While a predominantly glycolytic metabotype provides sufficient energy to support stem cells in their basal state, maturation of an efficient and robust metabolic network is required to match evolving energetic demands of increasingly specialized progeny. Establishment of the oxidative metabolism infrastructure is realized through mitochondrial biogenesis and maturation, forming networks that support flux through the tricarboxylic acid cycle and electron transport chain. Mitochondrial oxidization of pyruvate and glutamine to CO₂ is evolutionarily optimized to efficiently extract maximal energetic currency. A concomitant rise in mitochondrial reactive oxygen species may prime stem cells for lineage differentiation.
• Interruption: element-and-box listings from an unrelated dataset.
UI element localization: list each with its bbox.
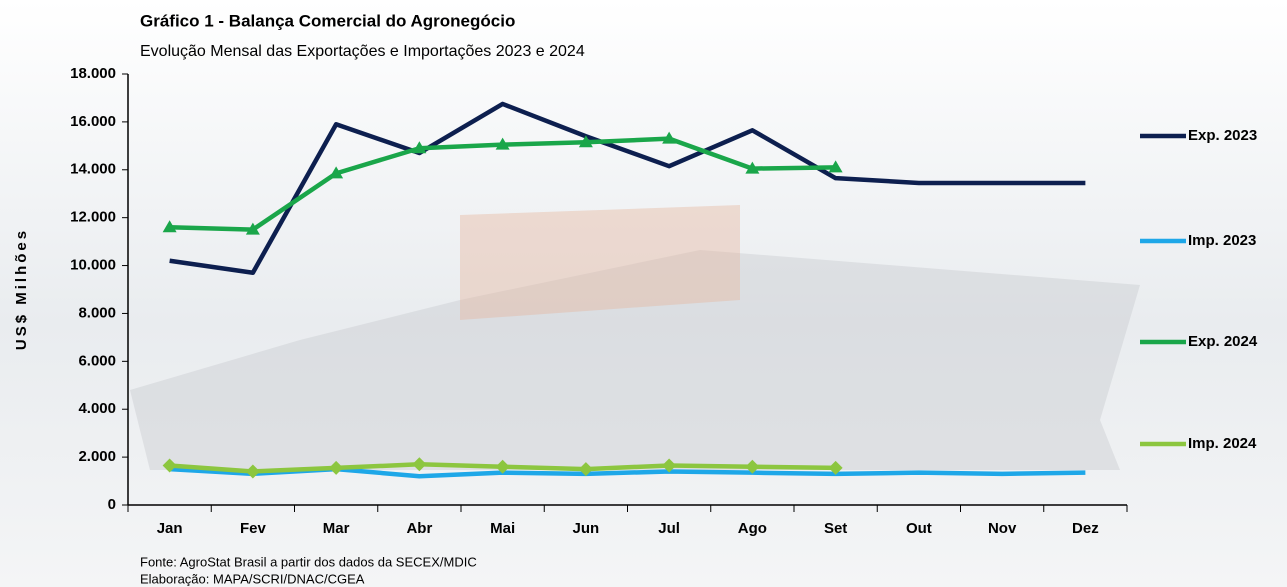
y-axis-label: US$ Milhões — [13, 228, 30, 350]
series-marker — [245, 222, 260, 235]
series-marker — [745, 459, 760, 474]
legend-label: Imp. 2023 — [1188, 232, 1256, 249]
y-tick-label: 6.000 — [78, 352, 116, 369]
y-tick-label: 4.000 — [78, 400, 116, 417]
y-tick-label: 16.000 — [70, 113, 116, 130]
x-tick-label: Jul — [658, 520, 680, 537]
series-marker — [329, 460, 344, 475]
y-tick-label: 8.000 — [78, 304, 116, 321]
y-tick-label: 14.000 — [70, 161, 116, 178]
series-marker — [412, 141, 427, 154]
credit-note: Elaboração: MAPA/SCRI/DNAC/CGEA — [140, 571, 365, 586]
series-marker — [162, 220, 177, 233]
series-marker — [245, 464, 260, 479]
series-line — [169, 101, 1086, 275]
ship-illustration — [130, 250, 1140, 470]
series-marker — [662, 458, 677, 473]
legend-label: Exp. 2024 — [1188, 333, 1258, 350]
series-marker — [662, 131, 677, 144]
chart-title: Gráfico 1 - Balança Comercial do Agroneg… — [140, 11, 515, 30]
containers-illustration — [460, 205, 740, 320]
series-marker — [745, 161, 760, 174]
chart-subtitle: Evolução Mensal das Exportações e Import… — [140, 43, 585, 60]
series-marker — [329, 166, 344, 179]
legend-label: Exp. 2023 — [1188, 127, 1257, 144]
y-tick-label: 12.000 — [70, 209, 116, 226]
x-tick-label: Jun — [573, 520, 600, 537]
y-tick-label: 2.000 — [78, 448, 116, 465]
x-tick-label: Jan — [157, 520, 183, 537]
x-tick-label: Dez — [1072, 520, 1099, 537]
series-marker — [578, 462, 593, 477]
y-tick-label: 10.000 — [70, 257, 116, 274]
series-marker — [578, 135, 593, 148]
source-note: Fonte: AgroStat Brasil a partir dos dado… — [140, 554, 477, 569]
series-marker — [828, 460, 843, 475]
series-marker — [495, 459, 510, 474]
x-tick-label: Fev — [240, 520, 267, 537]
x-tick-label: Out — [906, 520, 932, 537]
x-tick-label: Nov — [988, 520, 1017, 537]
series-marker — [162, 458, 177, 473]
x-tick-label: Set — [824, 520, 847, 537]
x-tick-label: Abr — [406, 520, 432, 537]
series-marker — [828, 160, 843, 173]
y-tick-label: 18.000 — [70, 65, 116, 82]
series-marker — [495, 137, 510, 150]
x-tick-label: Mar — [323, 520, 350, 537]
legend-label: Imp. 2024 — [1188, 435, 1257, 452]
series-marker — [412, 457, 427, 472]
x-tick-label: Ago — [738, 520, 767, 537]
x-tick-label: Mai — [490, 520, 515, 537]
y-tick-label: 0 — [108, 496, 116, 513]
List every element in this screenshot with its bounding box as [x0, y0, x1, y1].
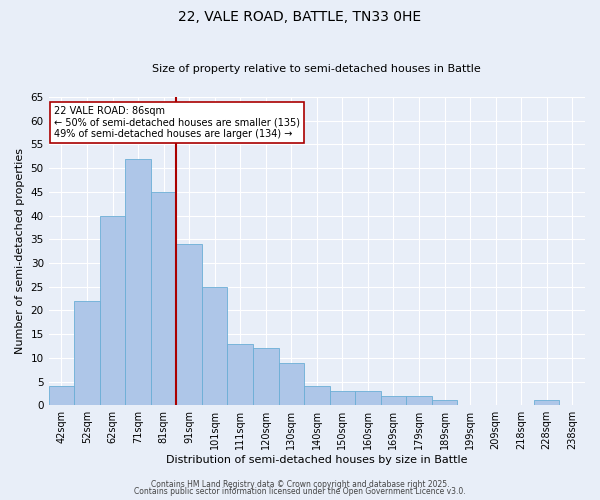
- Bar: [202, 286, 227, 405]
- Bar: [380, 396, 406, 405]
- X-axis label: Distribution of semi-detached houses by size in Battle: Distribution of semi-detached houses by …: [166, 455, 467, 465]
- Bar: [227, 344, 253, 405]
- Bar: [406, 396, 432, 405]
- Bar: [125, 158, 151, 405]
- Text: Contains HM Land Registry data © Crown copyright and database right 2025.: Contains HM Land Registry data © Crown c…: [151, 480, 449, 489]
- Bar: [278, 362, 304, 405]
- Bar: [253, 348, 278, 405]
- Bar: [176, 244, 202, 405]
- Bar: [151, 192, 176, 405]
- Bar: [329, 391, 355, 405]
- Bar: [100, 216, 125, 405]
- Y-axis label: Number of semi-detached properties: Number of semi-detached properties: [15, 148, 25, 354]
- Text: 22, VALE ROAD, BATTLE, TN33 0HE: 22, VALE ROAD, BATTLE, TN33 0HE: [178, 10, 422, 24]
- Title: Size of property relative to semi-detached houses in Battle: Size of property relative to semi-detach…: [152, 64, 481, 74]
- Bar: [49, 386, 74, 405]
- Bar: [304, 386, 329, 405]
- Bar: [534, 400, 559, 405]
- Bar: [432, 400, 457, 405]
- Bar: [355, 391, 380, 405]
- Text: Contains public sector information licensed under the Open Government Licence v3: Contains public sector information licen…: [134, 487, 466, 496]
- Text: 22 VALE ROAD: 86sqm
← 50% of semi-detached houses are smaller (135)
49% of semi-: 22 VALE ROAD: 86sqm ← 50% of semi-detach…: [54, 106, 300, 140]
- Bar: [74, 301, 100, 405]
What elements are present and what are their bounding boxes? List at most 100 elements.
Nuclear reprogramming initiates reversal of the developmental paradigm, such that glycolysis is recommissioned at the expense of oxidative metabolism, associated with regression of oxidative and mitochondrial infrastructure to a primordial (embryonic-like) state.

Figure 4. Integration of Energy Metabolism with Cell Signaling and Epigenetic Transcriptional Regulation

Partitioning of processes into discrete compartments enables fine regulatory control but presents significant barriers for crosstalk. Accordingly, cells have evolved transcellular energetic networks of near equilibrium reactions to facilitate transfer from sites of energy production to distant sites of utilization. Developmental enhancement of such phosphotransfer circuits, including those mediated by adenylate kinase (AK)/creatine kinase (CK), are integral for stem cell lineage specification. Beyond metabolic rheostats that can sense metabolic status, intermediary metabolism directly interacts with cellular signaling pathways and transcriptional regulators through posttranslational modification of proteins with nutrient sensitive metabolites. The hexosamine biosynthetic pathway is a branch point in glucose metabolism that produces UDP-N-acetylglucosamine (UDP-GlcNAc) and is sensitive to glucose, amino acid, fatty acid, and nucleotide metabolism. In addition, the cytosolic concentration of acetyl-CoA is dependent upon cleavage of TCA cycle-derived citrate (catalyzed by ATP-citrate lyase) or ligation of acetate and CoA (catalyzed by acetyl-CoA synthetase). UDP-GlcNAc-dependent glycosylation and acetyl-CoA-dependent acetylation of proteins enables nucleocytoplasmic crosstalk to regulate transcription and translation, nutrient sensing, cell cycle, and energy metabolism that contribute to cell fate decisions. ADP, adenosine diphosphate; ATP, adenosine triphosphate; Cr, creatine; NAD⁺, nicotinamide adenine dinucleotide; NADH, reduced nicotinamide adenine dinucleotide; PCr, phosphocreatine; PP_i, pyrophosphate; UTP, uridine triphosphate.